The truth of a conclusion and the validity of a conclusion are entirely separate things. The conclusion of an argument is valid only if it follows logically from its premises, though it may be true regardless of the truth of the premises or whether it follows logically from the premises. An inference need not be logically derivable from any other premises, but it gains in claims for credence if it can be shown to have logical as well as empirical support.
Venn diagrams embody syllogistic reasoning and can be helpful or even necessary for solving some categorization problems.
Errors in deductive reasoning are sometimes made because they map onto argument forms that are inductively valid. That’s part of the reason we’re susceptible to making deduction errors.

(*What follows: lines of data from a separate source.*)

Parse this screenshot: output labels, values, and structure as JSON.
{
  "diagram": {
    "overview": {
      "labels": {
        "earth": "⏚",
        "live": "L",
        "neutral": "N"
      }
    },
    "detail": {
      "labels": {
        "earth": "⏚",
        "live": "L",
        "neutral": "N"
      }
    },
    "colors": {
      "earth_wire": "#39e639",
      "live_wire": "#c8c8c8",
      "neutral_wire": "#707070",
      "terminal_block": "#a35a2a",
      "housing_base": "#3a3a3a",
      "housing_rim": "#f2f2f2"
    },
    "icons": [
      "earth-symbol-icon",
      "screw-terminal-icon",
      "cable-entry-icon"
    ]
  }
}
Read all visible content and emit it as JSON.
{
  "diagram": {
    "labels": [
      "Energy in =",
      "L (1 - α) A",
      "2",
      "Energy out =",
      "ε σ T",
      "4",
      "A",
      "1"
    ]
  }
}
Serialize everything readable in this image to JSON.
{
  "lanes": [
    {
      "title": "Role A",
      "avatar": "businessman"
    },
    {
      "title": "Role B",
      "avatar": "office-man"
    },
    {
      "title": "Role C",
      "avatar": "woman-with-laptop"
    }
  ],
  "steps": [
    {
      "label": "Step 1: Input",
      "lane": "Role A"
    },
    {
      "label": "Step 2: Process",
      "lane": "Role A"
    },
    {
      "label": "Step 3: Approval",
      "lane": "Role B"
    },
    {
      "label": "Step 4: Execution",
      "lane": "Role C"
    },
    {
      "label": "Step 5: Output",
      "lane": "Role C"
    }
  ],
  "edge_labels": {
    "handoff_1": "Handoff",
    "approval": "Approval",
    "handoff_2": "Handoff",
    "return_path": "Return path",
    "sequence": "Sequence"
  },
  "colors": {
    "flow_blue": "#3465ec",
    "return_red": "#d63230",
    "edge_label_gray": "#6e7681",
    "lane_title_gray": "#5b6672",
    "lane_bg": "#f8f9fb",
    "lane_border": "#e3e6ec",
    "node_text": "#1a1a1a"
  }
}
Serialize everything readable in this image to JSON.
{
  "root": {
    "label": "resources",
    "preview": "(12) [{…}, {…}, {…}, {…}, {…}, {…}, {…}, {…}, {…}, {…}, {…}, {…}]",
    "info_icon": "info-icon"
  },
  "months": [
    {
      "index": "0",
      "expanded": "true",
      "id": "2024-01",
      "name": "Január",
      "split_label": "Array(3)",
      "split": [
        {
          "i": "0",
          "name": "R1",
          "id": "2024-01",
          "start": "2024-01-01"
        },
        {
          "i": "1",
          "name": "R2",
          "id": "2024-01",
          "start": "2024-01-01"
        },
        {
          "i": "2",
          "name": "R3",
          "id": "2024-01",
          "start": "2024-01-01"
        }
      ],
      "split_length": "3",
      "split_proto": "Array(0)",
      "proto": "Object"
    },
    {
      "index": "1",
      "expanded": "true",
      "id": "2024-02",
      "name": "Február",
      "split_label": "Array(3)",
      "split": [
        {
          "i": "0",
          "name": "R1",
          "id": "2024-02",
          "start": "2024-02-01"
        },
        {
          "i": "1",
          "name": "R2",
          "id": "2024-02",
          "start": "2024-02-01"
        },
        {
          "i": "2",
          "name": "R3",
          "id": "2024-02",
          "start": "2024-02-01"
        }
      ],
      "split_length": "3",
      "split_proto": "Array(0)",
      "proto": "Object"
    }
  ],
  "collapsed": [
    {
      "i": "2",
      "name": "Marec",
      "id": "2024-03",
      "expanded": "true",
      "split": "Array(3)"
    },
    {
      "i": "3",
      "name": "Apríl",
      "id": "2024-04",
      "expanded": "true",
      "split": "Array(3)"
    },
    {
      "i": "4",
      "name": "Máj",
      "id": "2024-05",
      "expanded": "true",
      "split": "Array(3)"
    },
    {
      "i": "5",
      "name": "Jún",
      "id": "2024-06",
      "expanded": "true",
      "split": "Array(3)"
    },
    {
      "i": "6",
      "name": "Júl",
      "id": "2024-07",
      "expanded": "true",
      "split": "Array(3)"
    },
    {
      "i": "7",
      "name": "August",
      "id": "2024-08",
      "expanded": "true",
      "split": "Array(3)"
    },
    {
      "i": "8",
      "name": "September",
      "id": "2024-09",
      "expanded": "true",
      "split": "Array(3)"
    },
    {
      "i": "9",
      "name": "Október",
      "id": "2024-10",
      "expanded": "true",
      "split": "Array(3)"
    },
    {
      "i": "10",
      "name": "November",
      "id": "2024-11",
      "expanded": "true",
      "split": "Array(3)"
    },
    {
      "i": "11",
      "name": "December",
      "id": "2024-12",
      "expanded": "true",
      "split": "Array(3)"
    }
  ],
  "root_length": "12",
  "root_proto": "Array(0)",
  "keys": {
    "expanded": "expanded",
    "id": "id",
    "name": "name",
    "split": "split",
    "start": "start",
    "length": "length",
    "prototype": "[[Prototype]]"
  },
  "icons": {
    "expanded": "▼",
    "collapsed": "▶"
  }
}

Pragmatic reasoning schemas are abstract rules of reasoning that underlie much of thought. These include deontic rules such as the permission schema and the obligation schema. They also include many inductive schemas discussed in this book such as those for statistics, cost-benefit analysis, and reasoning in accord with sound methodological procedures. Pragmatic reasoning schemas are not as general as the rules of logic because they apply only in specific situations, but some of them rest on logical foundations. Others, such as Occam’s razor and the concept of emergence, are widely applicable but don’t rest on formal logic. Still others are merely empirical generalizations of great practical utility, such as the fundamental attribution error.